Did the seceding states believe they could leave peacefully without provoking a war?

By Brag Bowling
bragdonb@verizon.net

The leadership in most Southern states was guided by the following credo—“hope for the best but prepare for the worst”. In 1860, most Americans were of the opinion that secession was a legal and constitutional doctrine. A country which had to be held together by force of arms was a country which nobody sought because our Founding Fathers created a voluntary Union.
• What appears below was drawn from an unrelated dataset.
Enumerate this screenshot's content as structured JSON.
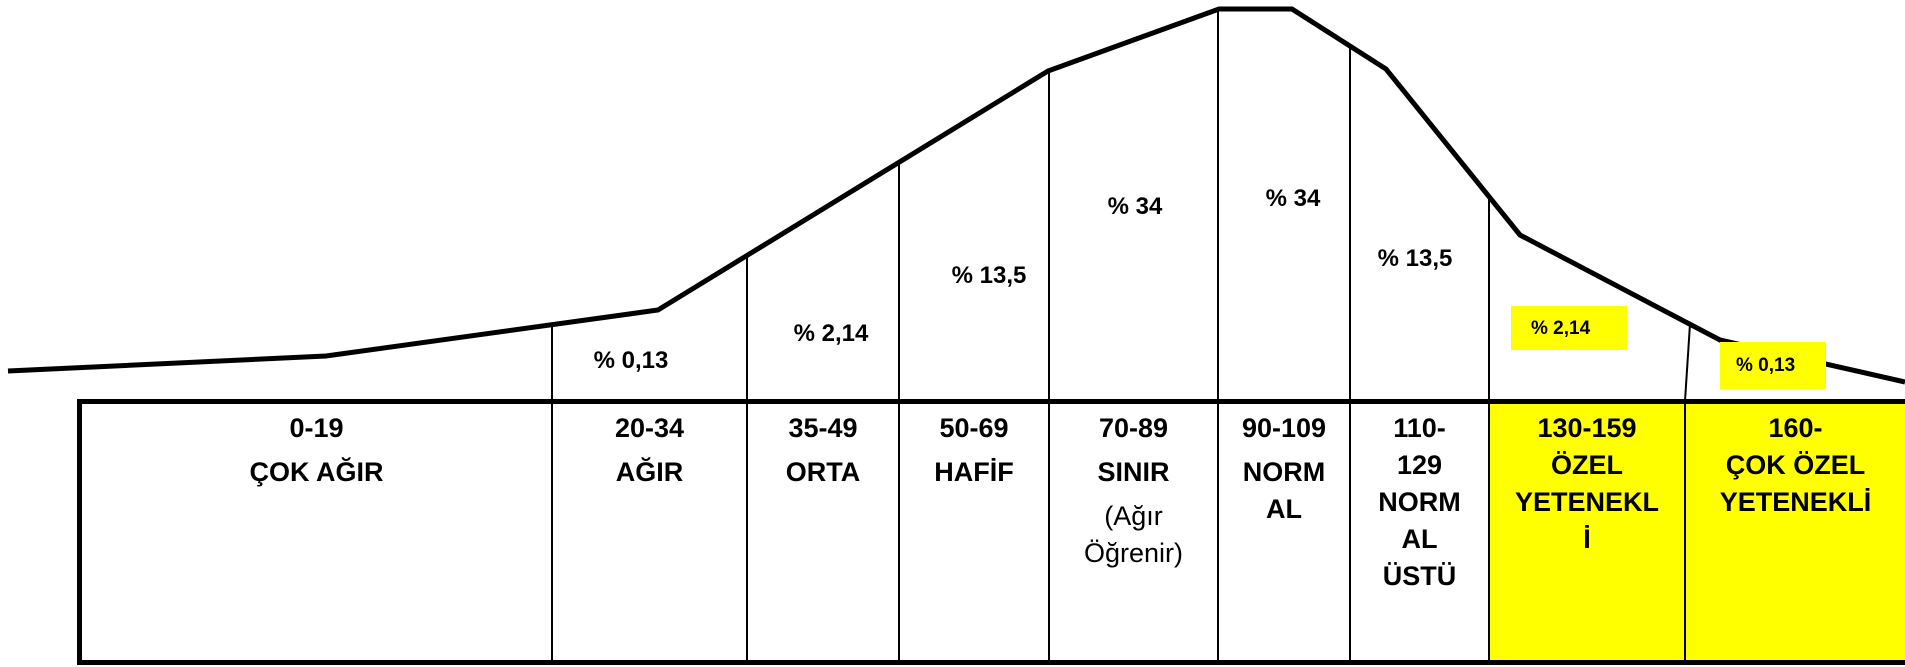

One would have to wonder how many of the original 13 Colonies would have signed on to the Constitution if they were told in 1787 that should they exercise their perceived right to leave that they would be invaded, with the resulting deaths of thousands of citizens, millions of dollars of property stolen or destroyed, and economic chaos which would depress their economies for nearly 100 years. My bet is that there would be no signatures placed on that document.
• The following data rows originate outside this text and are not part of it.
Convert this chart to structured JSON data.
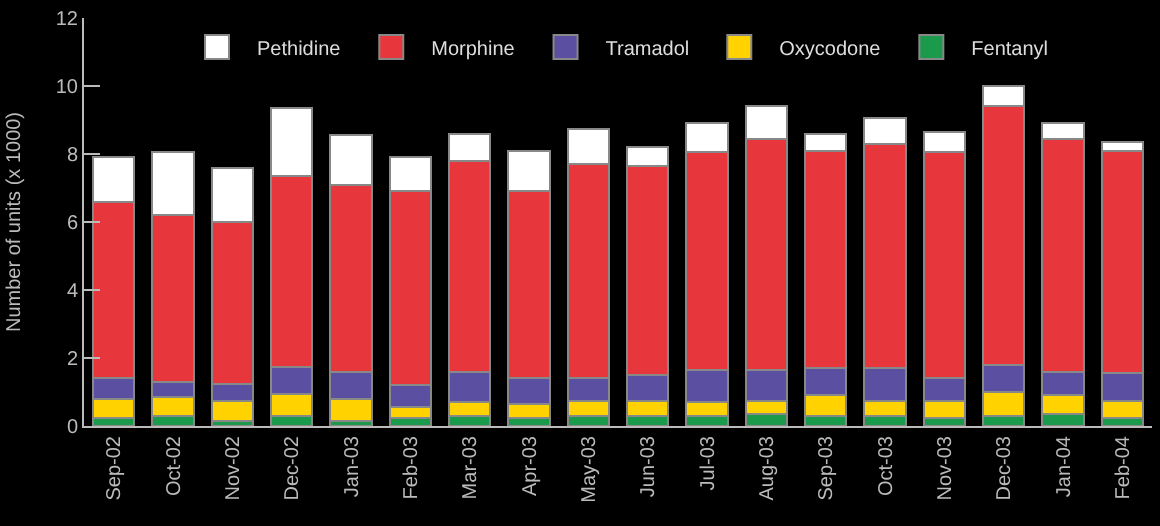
{
  "chart_data": {
    "type": "bar",
    "stacked": true,
    "ylabel": "Number of units (x 1000)",
    "categories": [
      "Sep-02",
      "Oct-02",
      "Nov-02",
      "Dec-02",
      "Jan-03",
      "Feb-03",
      "Mar-03",
      "Apr-03",
      "May-03",
      "Jun-03",
      "Jul-03",
      "Aug-03",
      "Sep-03",
      "Oct-03",
      "Nov-03",
      "Dec-03",
      "Jan-04",
      "Feb-04"
    ],
    "series": [
      {
        "name": "Fentanyl",
        "color": "#1a9a4a",
        "values": [
          0.25,
          0.3,
          0.15,
          0.3,
          0.15,
          0.25,
          0.3,
          0.25,
          0.3,
          0.3,
          0.3,
          0.35,
          0.3,
          0.3,
          0.25,
          0.3,
          0.35,
          0.25
        ]
      },
      {
        "name": "Oxycodone",
        "color": "#ffd200",
        "values": [
          0.55,
          0.55,
          0.6,
          0.65,
          0.65,
          0.3,
          0.4,
          0.4,
          0.45,
          0.45,
          0.4,
          0.4,
          0.6,
          0.45,
          0.5,
          0.7,
          0.55,
          0.5
        ]
      },
      {
        "name": "Tramadol",
        "color": "#5a4fa0",
        "values": [
          0.6,
          0.45,
          0.5,
          0.8,
          0.8,
          0.65,
          0.9,
          0.75,
          0.65,
          0.75,
          0.95,
          0.9,
          0.8,
          0.95,
          0.65,
          0.8,
          0.7,
          0.8
        ]
      },
      {
        "name": "Morphine",
        "color": "#e8373c",
        "values": [
          5.2,
          4.9,
          4.75,
          5.6,
          5.5,
          5.7,
          6.2,
          5.5,
          6.3,
          6.15,
          6.4,
          6.8,
          6.4,
          6.6,
          6.65,
          7.6,
          6.85,
          6.55
        ]
      },
      {
        "name": "Pethidine",
        "color": "#ffffff",
        "values": [
          1.3,
          1.85,
          1.6,
          2.0,
          1.45,
          1.0,
          0.8,
          1.2,
          1.05,
          0.55,
          0.85,
          0.95,
          0.5,
          0.75,
          0.6,
          0.6,
          0.45,
          0.25
        ]
      }
    ],
    "ylim": [
      0,
      12
    ],
    "yticks": [
      0,
      2,
      4,
      6,
      8,
      10,
      12
    ],
    "grid": false,
    "legend": "top"
  }
}
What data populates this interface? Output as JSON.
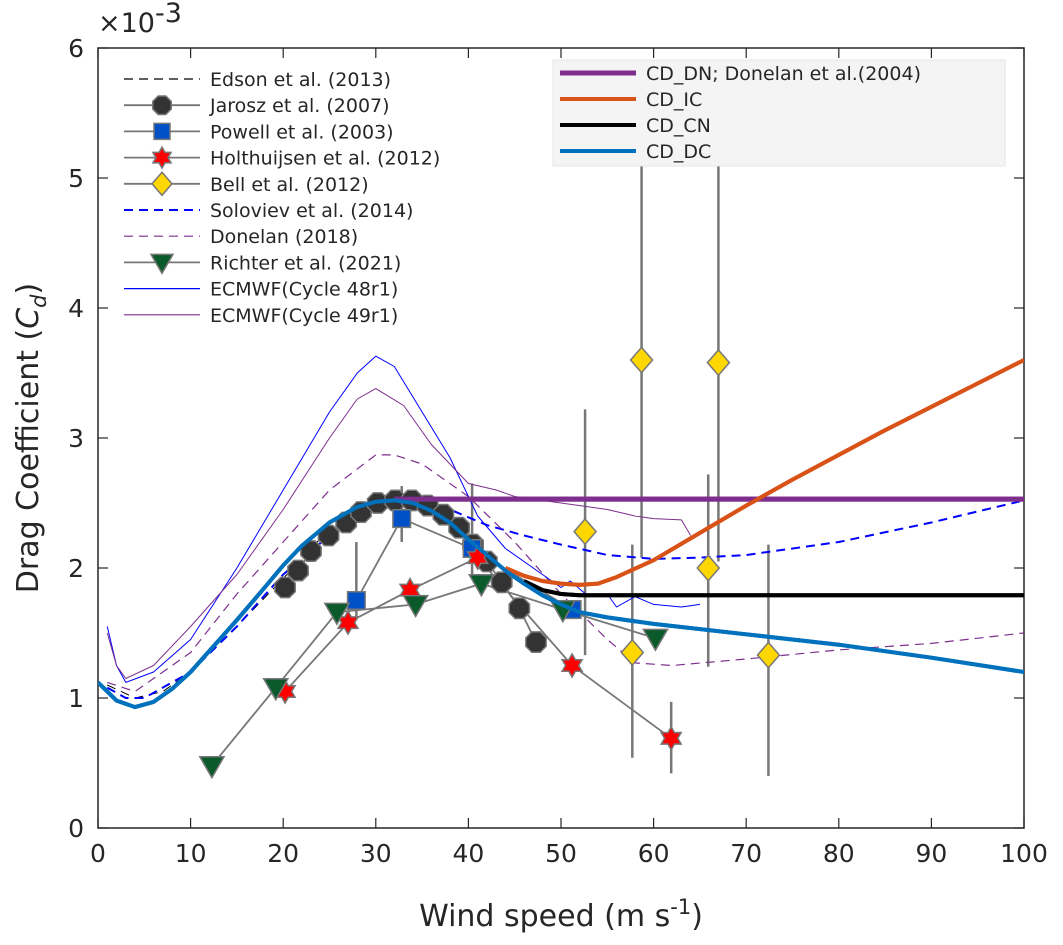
{
  "chart_data": {
    "type": "line",
    "title": "",
    "exponent_label": "×10",
    "exponent_power": "-3",
    "xlabel": "Wind speed (m s",
    "xlabel_sup": "-1",
    "xlabel_end": ")",
    "ylabel": "Drag Coefficient (",
    "ylabel_var": "C",
    "ylabel_sub": "d",
    "ylabel_end": ")",
    "xlim": [
      0,
      100
    ],
    "ylim": [
      0,
      6
    ],
    "xticks": [
      0,
      10,
      20,
      30,
      40,
      50,
      60,
      70,
      80,
      90,
      100
    ],
    "yticks": [
      0,
      1,
      2,
      3,
      4,
      5,
      6
    ],
    "grid": false,
    "legend_left": "top-left",
    "legend_right": "top-right",
    "series": [
      {
        "name": "Edson et al. (2013)",
        "style": "dashed",
        "color": "#000000",
        "width": 1,
        "legend": "left",
        "points": [
          [
            1,
            1.1
          ],
          [
            4,
            1.0
          ],
          [
            7,
            1.05
          ],
          [
            10,
            1.2
          ],
          [
            15,
            1.55
          ],
          [
            20,
            1.92
          ],
          [
            25,
            2.3
          ]
        ]
      },
      {
        "name": "Jarosz et al. (2007)",
        "marker": "octagon",
        "color": "#333333",
        "legend": "left",
        "points": [
          [
            20.2,
            1.85
          ],
          [
            21.6,
            1.98
          ],
          [
            23.0,
            2.13
          ],
          [
            24.9,
            2.25
          ],
          [
            26.8,
            2.35
          ],
          [
            28.4,
            2.43
          ],
          [
            30.2,
            2.5
          ],
          [
            32.1,
            2.52
          ],
          [
            33.9,
            2.52
          ],
          [
            35.6,
            2.48
          ],
          [
            37.3,
            2.41
          ],
          [
            39.0,
            2.31
          ],
          [
            40.5,
            2.18
          ],
          [
            42.0,
            2.05
          ],
          [
            43.6,
            1.89
          ],
          [
            45.5,
            1.69
          ],
          [
            47.3,
            1.43
          ]
        ]
      },
      {
        "name": "Powell et al. (2003)",
        "marker": "square",
        "color": "#0050c8",
        "legend": "left",
        "points": [
          [
            27.9,
            1.75
          ],
          [
            32.8,
            2.38
          ],
          [
            40.4,
            2.15
          ],
          [
            51.2,
            1.68
          ]
        ],
        "errors": [
          [
            27.9,
            1.6,
            2.2
          ],
          [
            32.8,
            2.2,
            2.63
          ],
          [
            40.4,
            1.95,
            2.65
          ]
        ]
      },
      {
        "name": "Holthuijsen et al. (2012)",
        "marker": "hexagram",
        "color": "#ff0000",
        "legend": "left",
        "points": [
          [
            20.2,
            1.05
          ],
          [
            27.0,
            1.58
          ],
          [
            33.7,
            1.83
          ],
          [
            41.0,
            2.08
          ],
          [
            51.2,
            1.25
          ],
          [
            61.9,
            0.69
          ]
        ],
        "errors": [
          [
            61.9,
            0.42,
            0.97
          ]
        ]
      },
      {
        "name": "Bell et al. (2012)",
        "marker": "diamond",
        "color": "#ffd700",
        "legend": "left",
        "nolines": true,
        "points": [
          [
            52.6,
            2.28
          ],
          [
            58.7,
            3.6
          ],
          [
            67.0,
            3.58
          ],
          [
            57.7,
            1.35
          ],
          [
            65.9,
            2.0
          ],
          [
            72.4,
            1.33
          ]
        ],
        "errors": [
          [
            52.6,
            1.33,
            3.22
          ],
          [
            58.7,
            2.08,
            5.2
          ],
          [
            67.0,
            2.05,
            5.2
          ],
          [
            57.7,
            0.54,
            2.18
          ],
          [
            65.9,
            1.24,
            2.72
          ],
          [
            72.4,
            0.4,
            2.18
          ]
        ]
      },
      {
        "name": "Soloviev et al. (2014)",
        "style": "dashed",
        "color": "#0000ff",
        "width": 2,
        "legend": "left",
        "points": [
          [
            1,
            1.08
          ],
          [
            3,
            1.0
          ],
          [
            5,
            1.0
          ],
          [
            10,
            1.2
          ],
          [
            15,
            1.55
          ],
          [
            20,
            1.95
          ],
          [
            25,
            2.25
          ],
          [
            30,
            2.45
          ],
          [
            34,
            2.5
          ],
          [
            38,
            2.45
          ],
          [
            42,
            2.33
          ],
          [
            46,
            2.25
          ],
          [
            50,
            2.18
          ],
          [
            55,
            2.1
          ],
          [
            60,
            2.07
          ],
          [
            65,
            2.08
          ],
          [
            70,
            2.1
          ],
          [
            80,
            2.2
          ],
          [
            90,
            2.35
          ],
          [
            100,
            2.52
          ]
        ]
      },
      {
        "name": "Donelan (2018)",
        "style": "dashed",
        "color": "#7e2f8e",
        "width": 1.2,
        "legend": "left",
        "points": [
          [
            1,
            1.12
          ],
          [
            4,
            1.05
          ],
          [
            10,
            1.35
          ],
          [
            15,
            1.8
          ],
          [
            20,
            2.2
          ],
          [
            25,
            2.6
          ],
          [
            30,
            2.87
          ],
          [
            32,
            2.87
          ],
          [
            35,
            2.8
          ],
          [
            40,
            2.55
          ],
          [
            45,
            2.2
          ],
          [
            50,
            1.8
          ],
          [
            55,
            1.45
          ],
          [
            58,
            1.27
          ],
          [
            62,
            1.25
          ],
          [
            70,
            1.3
          ],
          [
            80,
            1.37
          ],
          [
            90,
            1.42
          ],
          [
            100,
            1.5
          ]
        ]
      },
      {
        "name": "Richter et al. (2021)",
        "marker": "triangle-down",
        "color": "#0b5a2b",
        "legend": "left",
        "points": [
          [
            12.3,
            0.48
          ],
          [
            19.2,
            1.08
          ],
          [
            25.8,
            1.66
          ],
          [
            34.3,
            1.72
          ],
          [
            41.4,
            1.88
          ],
          [
            50.2,
            1.68
          ],
          [
            60.2,
            1.46
          ]
        ]
      },
      {
        "name": "ECMWF(Cycle 48r1)",
        "style": "solid",
        "color": "#0000ff",
        "width": 1,
        "legend": "left",
        "points": [
          [
            1,
            1.55
          ],
          [
            2,
            1.25
          ],
          [
            3,
            1.12
          ],
          [
            6,
            1.2
          ],
          [
            10,
            1.45
          ],
          [
            15,
            2.0
          ],
          [
            20,
            2.6
          ],
          [
            25,
            3.2
          ],
          [
            28,
            3.5
          ],
          [
            30,
            3.63
          ],
          [
            32,
            3.55
          ],
          [
            35,
            3.2
          ],
          [
            38,
            2.85
          ],
          [
            41,
            2.4
          ],
          [
            44,
            2.15
          ],
          [
            47,
            2.0
          ],
          [
            50,
            1.85
          ],
          [
            51,
            1.9
          ],
          [
            53,
            1.78
          ],
          [
            55,
            1.8
          ],
          [
            56,
            1.7
          ],
          [
            58,
            1.78
          ],
          [
            60,
            1.72
          ],
          [
            63,
            1.7
          ],
          [
            65,
            1.72
          ]
        ]
      },
      {
        "name": "ECMWF(Cycle 49r1)",
        "style": "solid",
        "color": "#7e2f8e",
        "width": 1,
        "legend": "left",
        "points": [
          [
            1,
            1.5
          ],
          [
            2,
            1.25
          ],
          [
            3,
            1.15
          ],
          [
            6,
            1.25
          ],
          [
            10,
            1.55
          ],
          [
            15,
            1.95
          ],
          [
            20,
            2.45
          ],
          [
            25,
            3.0
          ],
          [
            28,
            3.3
          ],
          [
            30,
            3.38
          ],
          [
            33,
            3.25
          ],
          [
            36,
            2.95
          ],
          [
            40,
            2.65
          ],
          [
            43,
            2.6
          ],
          [
            45,
            2.55
          ],
          [
            48,
            2.52
          ],
          [
            50,
            2.5
          ],
          [
            53,
            2.47
          ],
          [
            55,
            2.45
          ],
          [
            58,
            2.4
          ],
          [
            60,
            2.38
          ],
          [
            63,
            2.37
          ],
          [
            64,
            2.25
          ]
        ]
      },
      {
        "name": "CD_DN; Donelan et al.(2004)",
        "style": "solid",
        "color": "#7e2f8e",
        "width": 5,
        "legend": "right",
        "points": [
          [
            32,
            2.53
          ],
          [
            100,
            2.53
          ]
        ]
      },
      {
        "name": "CD_IC",
        "style": "solid",
        "color": "#d95319",
        "width": 4,
        "legend": "right",
        "points": [
          [
            44,
            2.0
          ],
          [
            46,
            1.94
          ],
          [
            48,
            1.9
          ],
          [
            50,
            1.88
          ],
          [
            52,
            1.87
          ],
          [
            54,
            1.88
          ],
          [
            56,
            1.93
          ],
          [
            60,
            2.06
          ],
          [
            65,
            2.27
          ],
          [
            70,
            2.48
          ],
          [
            75,
            2.68
          ],
          [
            80,
            2.87
          ],
          [
            85,
            3.06
          ],
          [
            90,
            3.24
          ],
          [
            95,
            3.42
          ],
          [
            100,
            3.6
          ]
        ]
      },
      {
        "name": "CD_CN",
        "style": "solid",
        "color": "#000000",
        "width": 4,
        "legend": "right",
        "points": [
          [
            46,
            1.9
          ],
          [
            48,
            1.83
          ],
          [
            50,
            1.8
          ],
          [
            52,
            1.79
          ],
          [
            100,
            1.79
          ]
        ]
      },
      {
        "name": "CD_DC",
        "style": "solid",
        "color": "#0072bd",
        "width": 4,
        "legend": "right",
        "points": [
          [
            0,
            1.12
          ],
          [
            2,
            0.98
          ],
          [
            4,
            0.93
          ],
          [
            6,
            0.97
          ],
          [
            8,
            1.07
          ],
          [
            10,
            1.2
          ],
          [
            12,
            1.36
          ],
          [
            15,
            1.6
          ],
          [
            18,
            1.85
          ],
          [
            20,
            2.02
          ],
          [
            22,
            2.17
          ],
          [
            25,
            2.35
          ],
          [
            28,
            2.47
          ],
          [
            30,
            2.51
          ],
          [
            32,
            2.52
          ],
          [
            34,
            2.5
          ],
          [
            36,
            2.44
          ],
          [
            38,
            2.35
          ],
          [
            40,
            2.22
          ],
          [
            42,
            2.1
          ],
          [
            44,
            1.98
          ],
          [
            46,
            1.88
          ],
          [
            48,
            1.79
          ],
          [
            50,
            1.72
          ],
          [
            52,
            1.66
          ],
          [
            55,
            1.62
          ],
          [
            60,
            1.57
          ],
          [
            70,
            1.49
          ],
          [
            80,
            1.41
          ],
          [
            90,
            1.31
          ],
          [
            100,
            1.2
          ]
        ]
      }
    ]
  }
}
Of all Southerners, perhaps Jefferson Davis understood the costs of war if it should come. He had been both Secretary of War and a high ranking Senator. He could see the steep odds the South faced both economically and militarily should war come. He sought peace in both his famous Senate Farewell Speech and his 1st Inaugural Address in 1861.

Southern leaders worked hard to pursue a peaceful separation. Conferences were set up for a lawful transfer of assets in areas under Confederate control. Virginia set up a Peace Conference to avoid war. Unfortunately, the Lincoln Administration would not work out an agreement on Ft. Sumter and several other installations. Ft. Sumter would become the flashpoint of the war. South Carolina demanded possession of the fort and offered to pay for it. Viewing themselves as a sovereign entity, they were not interested in another country militarily occupying a fort within their boundary. Through the offices of Secretary of State William Seward, the South relied on his promises that the fort would not be resupplied militarily and that the garrison would be removed. At the same time, President Lincoln covertly assembled a fleet to resupply Ft. Sumter. He was well aware of the crisis in Charleston and proceeded accordingly, thus negating Secretary of Seward’s assurances. He had shrewdly maneuvered the South into fighting and firing the first shot which certainly galvanized Northern public opinion towards war.
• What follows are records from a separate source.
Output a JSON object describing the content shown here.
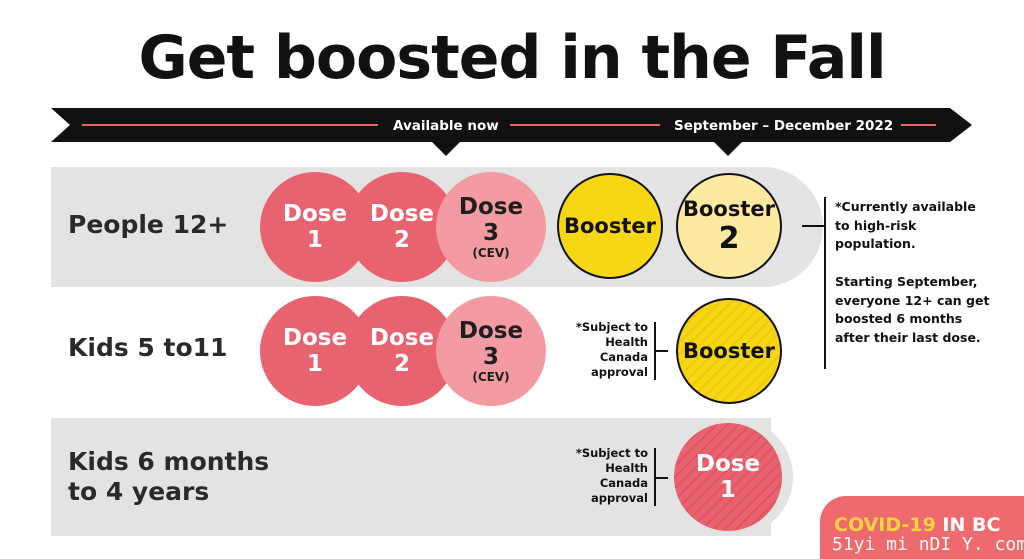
{
  "title": "Get boosted in the Fall",
  "timeline": {
    "label_now": "Available now",
    "label_later": "September – December 2022"
  },
  "rows": {
    "people12": {
      "label": "People 12+",
      "dose1": {
        "word": "Dose",
        "num": "1"
      },
      "dose2": {
        "word": "Dose",
        "num": "2"
      },
      "dose3": {
        "word": "Dose",
        "num": "3",
        "sub": "(CEV)"
      },
      "booster": {
        "word": "Booster"
      },
      "booster2": {
        "word": "Booster",
        "num": "2"
      }
    },
    "kids5to11": {
      "label": "Kids 5 to11",
      "dose1": {
        "word": "Dose",
        "num": "1"
      },
      "dose2": {
        "word": "Dose",
        "num": "2"
      },
      "dose3": {
        "word": "Dose",
        "num": "3",
        "sub": "(CEV)"
      },
      "note": "*Subject to\nHealth\nCanada\napproval",
      "booster": {
        "word": "Booster"
      }
    },
    "kids6mo": {
      "label_line1": "Kids 6 months",
      "label_line2": "to 4 years",
      "note": "*Subject to\nHealth\nCanada\napproval",
      "dose1": {
        "word": "Dose",
        "num": "1"
      }
    }
  },
  "side_note": {
    "line1": "*Currently available\nto high-risk\npopulation.",
    "line2": "Starting September,\neveryone 12+ can get\nboosted 6 months\nafter their last dose."
  },
  "footer": {
    "covid": "COVID-19",
    "region": " IN BC",
    "watermark": "51yi mi nDI Y. com"
  },
  "colors": {
    "dose_red": "#e8636f",
    "dose_pink": "#f49aa2",
    "booster_yellow": "#f6d713",
    "booster_light": "#fbeaa0",
    "band_gray": "#e3e3e3",
    "footer_coral": "#ef6a6f"
  }
}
Everyone today knows that there was no peaceful secession. A tragic, terrible and costly war occurred. But one thing which today’s historians fail to address is what might have been the result of “peaceful secession”. I have seen a few guesses but here is a theory which you will never see in a textbook today but may have been quite feasible. Both countries would have continued to thrive politically and economically. Slavery would have ended on its own, certainly by the end of the century with advances in technology. Brazil was the last nation in the western hemisphere to end slavery in 1888 and like most nations, ended it peacefully. The North would have been forced through economic competition to drop its high tariff policies. The transition to the centralized, high tax state would certainly have been stalled. Perhaps most interesting, America’s intervention in World War I made it possible for the punishing Versailles Treaty, resentment to which led to the ascendency of Adolf Hitler and the Second World War. This might not have occurred if there were two nations. A reasonable settlement in Europe probably would have occurred. And probably, the commonality of interests between the United States and Confederate states may have led to a reunion.